Il Catalogo dei viventi 2009, 6 luglio 2011
GREGORY
Tullio Roma 28 gennaio 1929. Storico della Filosofia. Professore emerito presso la
facoltà di Lettere e filosofia, membro del consiglio scientifico dell’Istituto dell’Enciclopedia Italiana, socio dell’Accademia Nazionale dei Lincei, fellow della British Academy di Londra e dell’American Academy of Arts and Sciences dal 1994. Doctor honoris causa dell’École Pratique des Hautes Études (Paris - Sorbonne), Chevalier officier de l’ordre des arts et des lettres de France. Collabora con il Sole-24Ore. Libri:
Mundana Sapientia. Forme di conoscenza nella cultura medievale (Storia e Letteratura, 1992), Al di là del tiglio. Un ritratto di Todi (Alinari, 2003), Origini della terminologia filosofica moderna. Linee di ricerca (Olschki, 2006) ecc. • «Esimio esperto di studi medioevali e secenteschi. Dicono sia un uomo potente. È stato nel consiglio d’amministrazione della Rai. Accademico dei Lincei, fondatore e direttore del
Lessico intellettuale europeo, barone temuto dell’Università di Roma, ha insegnato per qualche anno anche alla Sorbonne. Le sue maniere sono
spicce, ma anche lievemente aperte alla curiosità. Per tutta la vita ha fatto lo storico della Filosofia, ha prodotto pochi libri
ma importanti e si È scoperto, nel corso del tempo, una vera passione per la gastronomia» (Antonio Gnoli)

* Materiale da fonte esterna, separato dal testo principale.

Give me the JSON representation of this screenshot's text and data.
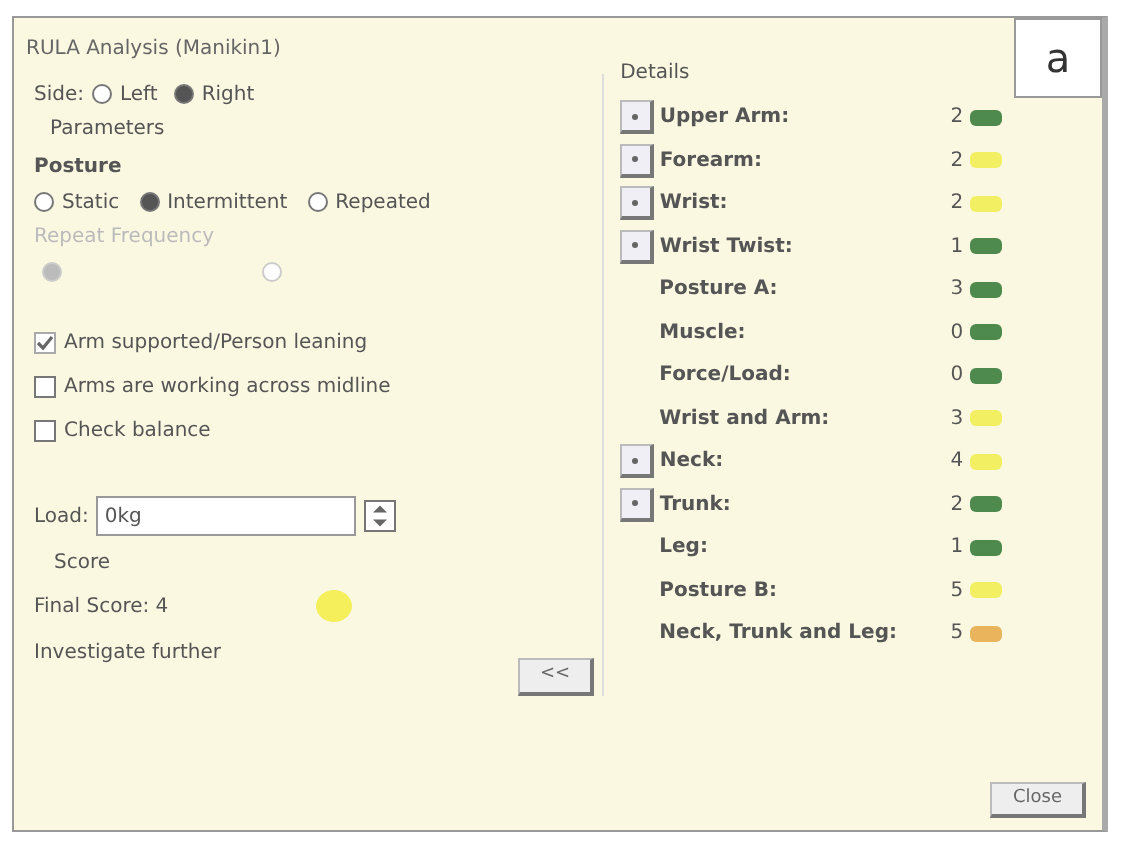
{
  "window": {
    "title": "RULA Analysis (Manikin1)"
  },
  "figure_label": "a",
  "side": {
    "label": "Side:",
    "options": [
      {
        "label": "Left",
        "selected": false
      },
      {
        "label": "Right",
        "selected": true
      }
    ]
  },
  "parameters": {
    "title": "Parameters",
    "posture_label": "Posture",
    "posture_options": [
      {
        "label": "Static",
        "selected": false
      },
      {
        "label": "Intermittent",
        "selected": true
      },
      {
        "label": "Repeated",
        "selected": false
      }
    ],
    "repeat_label": "Repeat Frequency",
    "repeat_options": [
      {
        "selected": true,
        "disabled": true
      },
      {
        "selected": false,
        "disabled": true
      }
    ],
    "checks": [
      {
        "label": "Arm supported/Person leaning",
        "checked": true,
        "disabled": true
      },
      {
        "label": "Arms are working across midline",
        "checked": false,
        "disabled": false
      },
      {
        "label": "Check balance",
        "checked": false,
        "disabled": false
      }
    ],
    "load": {
      "label": "Load:",
      "value": "0kg"
    }
  },
  "score": {
    "title": "Score",
    "final": "Final Score: 4",
    "color": "#f4ef5a",
    "advice": "Investigate further",
    "collapse_button": "<<"
  },
  "details": {
    "title": "Details",
    "rows": [
      {
        "kind": "expandable",
        "label": "Upper Arm:",
        "value": "2",
        "color": "#4e8a4e"
      },
      {
        "kind": "expandable",
        "label": "Forearm:",
        "value": "2",
        "color": "#f2ef62"
      },
      {
        "kind": "expandable",
        "label": "Wrist:",
        "value": "2",
        "color": "#f2ef62"
      },
      {
        "kind": "expandable",
        "label": "Wrist Twist:",
        "value": "1",
        "color": "#4e8a4e"
      },
      {
        "kind": "summary",
        "label": "Posture A:",
        "value": "3",
        "color": "#4e8a4e"
      },
      {
        "kind": "summary",
        "label": "Muscle:",
        "value": "0",
        "color": "#4e8a4e"
      },
      {
        "kind": "summary",
        "label": "Force/Load:",
        "value": "0",
        "color": "#4e8a4e"
      },
      {
        "kind": "summary",
        "label": "Wrist and Arm:",
        "value": "3",
        "color": "#f2ef62"
      },
      {
        "kind": "expandable",
        "label": "Neck:",
        "value": "4",
        "color": "#f2ef62"
      },
      {
        "kind": "expandable",
        "label": "Trunk:",
        "value": "2",
        "color": "#4e8a4e"
      },
      {
        "kind": "summary",
        "label": "Leg:",
        "value": "1",
        "color": "#4e8a4e"
      },
      {
        "kind": "summary",
        "label": "Posture B:",
        "value": "5",
        "color": "#f2ef62"
      },
      {
        "kind": "summary",
        "label": "Neck, Trunk and Leg:",
        "value": "5",
        "color": "#e9b45c"
      }
    ]
  },
  "buttons": [
    {
      "label": "Close"
    }
  ]
}
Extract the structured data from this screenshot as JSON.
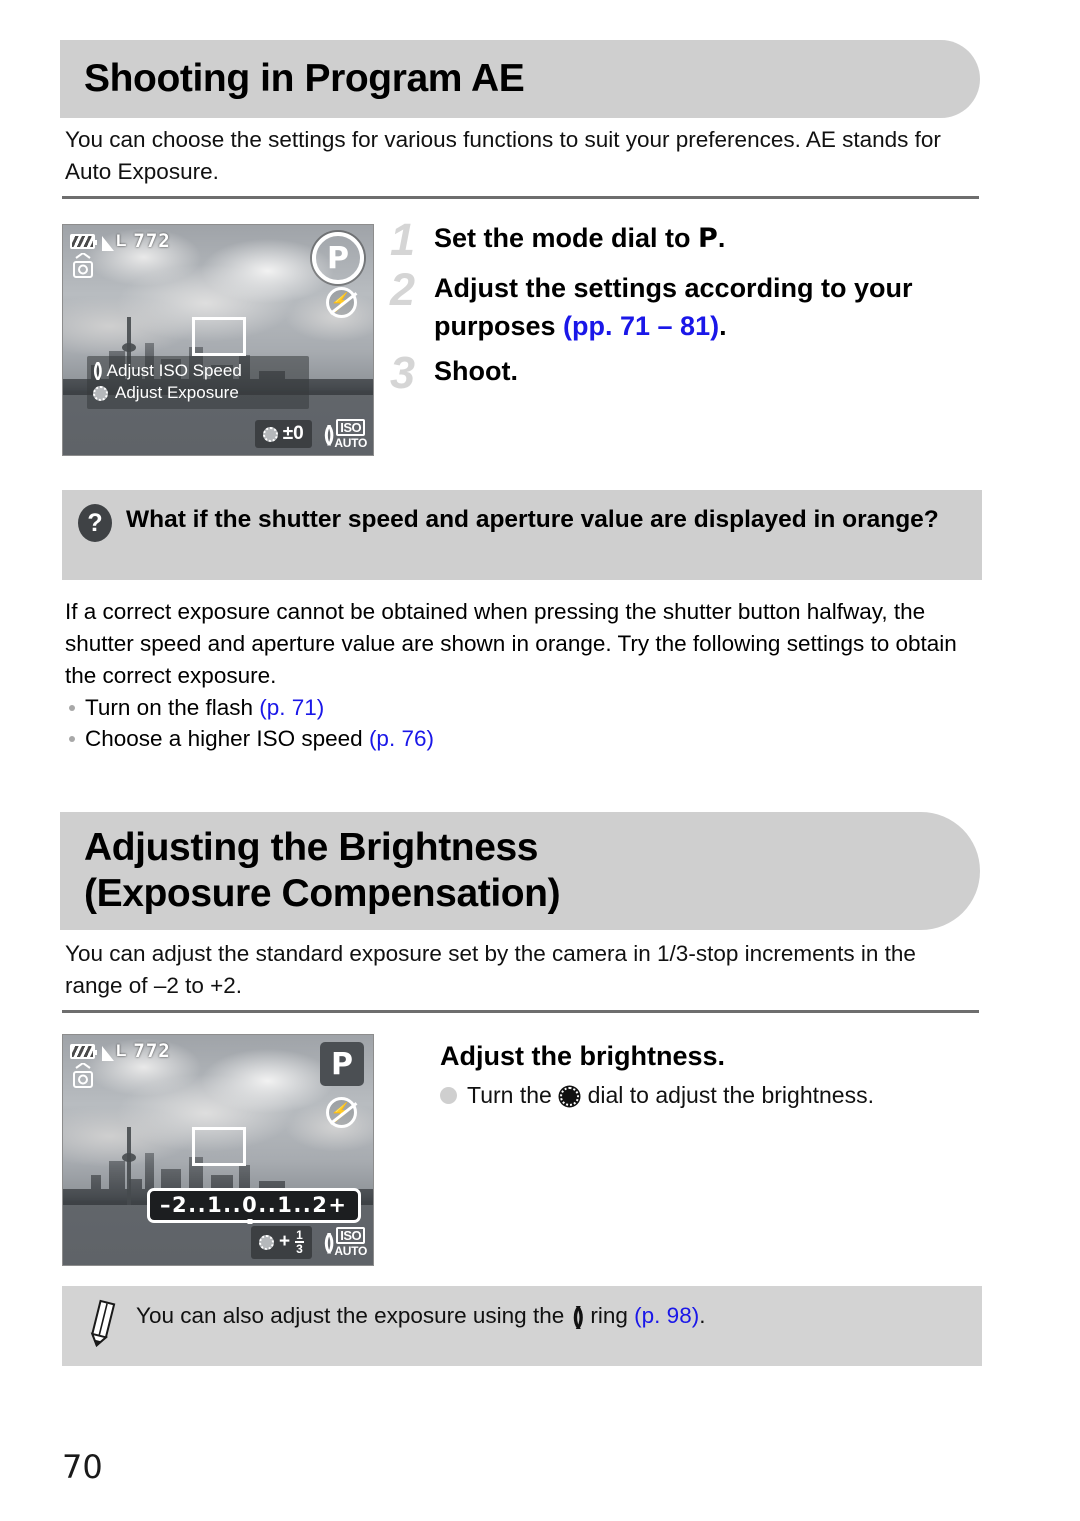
{
  "page_number": "70",
  "sections": [
    {
      "id": "program-ae",
      "header": "Shooting in Program AE",
      "intro": "You can choose the settings for various functions to suit your preferences. AE stands for Auto Exposure.",
      "steps": [
        {
          "num": "1",
          "text_before": "Set the mode dial to ",
          "glyph": "P",
          "text_after": ".",
          "link": ""
        },
        {
          "num": "2",
          "text_before": "Adjust the settings according to your purposes ",
          "link": "(pp. 71 – 81)",
          "text_after": "."
        },
        {
          "num": "3",
          "text_before": "Shoot.",
          "link": "",
          "text_after": ""
        }
      ]
    },
    {
      "id": "brightness",
      "header_line1": "Adjusting the Brightness",
      "header_line2": "(Exposure Compensation)",
      "intro": "You can adjust the standard exposure set by the camera in 1/3-stop increments in the range of –2 to +2.",
      "step_heading": "Adjust the brightness.",
      "step_sub_before": "Turn the ",
      "step_sub_after": " dial to adjust the brightness."
    }
  ],
  "qa": {
    "icon": "question-mark",
    "question": "What if the shutter speed and aperture value are displayed in orange?",
    "answer": "If a correct exposure cannot be obtained when pressing the shutter button halfway, the shutter speed and aperture value are shown in orange. Try the following settings to obtain the correct exposure.",
    "bullets": [
      {
        "text": "Turn on the flash ",
        "link": "(p. 71)"
      },
      {
        "text": "Choose a higher ISO speed ",
        "link": "(p. 76)"
      }
    ]
  },
  "note": {
    "icon": "pencil-icon",
    "text_before": "You can also adjust the exposure using the ",
    "text_middle": " ring ",
    "link": "(p. 98)",
    "text_after": "."
  },
  "lcd_program": {
    "battery": "battery-full-icon",
    "quality": "L",
    "shots_remaining": "772",
    "stabilizer": "image-stabilizer-icon",
    "mode": "P",
    "flash": "flash-off-icon",
    "guide": [
      {
        "icon": "ring-icon",
        "label": "Adjust ISO Speed"
      },
      {
        "icon": "dial-icon",
        "label": "Adjust Exposure"
      }
    ],
    "exposure_value": "±0",
    "iso_label": "ISO",
    "iso_value": "AUTO"
  },
  "lcd_brightness": {
    "battery": "battery-full-icon",
    "quality": "L",
    "shots_remaining": "772",
    "stabilizer": "image-stabilizer-icon",
    "mode": "P",
    "flash": "flash-off-icon",
    "exposure_scale_left": "–2..1..",
    "exposure_scale_zero": "0",
    "exposure_scale_right": "..1..2+",
    "exposure_comp_sign": "+",
    "exposure_comp_num": "1",
    "exposure_comp_den": "3",
    "iso_label": "ISO",
    "iso_value": "AUTO"
  },
  "colors": {
    "header_bar": "#cfcfcf",
    "link": "#1a17e8",
    "rule": "#6e6e6e",
    "step_number": "#d5d5d5",
    "note_box": "#d3d3d3"
  }
}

• Gli È stata affidata dalla Treccani la direzione dell’Enciclopedia del Terzo Millennio (titolo provvisorio), centrata sulle
problematiche attuali, prodotto di un grande data-base che la Treccani vorrebbe
a un certo punto rendere disponibile. Sei volumi, uscita prevista nel 2010 • Lo interpellano spesso per le sue conoscenze enologiche: «Io cresco negli anni della guerra: allora c’erano ancora i carretti con le botti che venivano dalla campagna romana. Il vino
in bottiglia era un prodotto di lusso. Ai bambini si dava l’uovo sbattuto con il marsala. Sono i miei primi ricordi. Quando sono diventato
grande ho avuto la possibilità di apprezzare il vino. Un assioma a cui teneva mio padre: “Magari un bicchiere di meno, ma buono”» (a Luigi Vaccari)
• «Gregory È la Corte di Cassazione del giudizio gastronomico» (Armando Torno).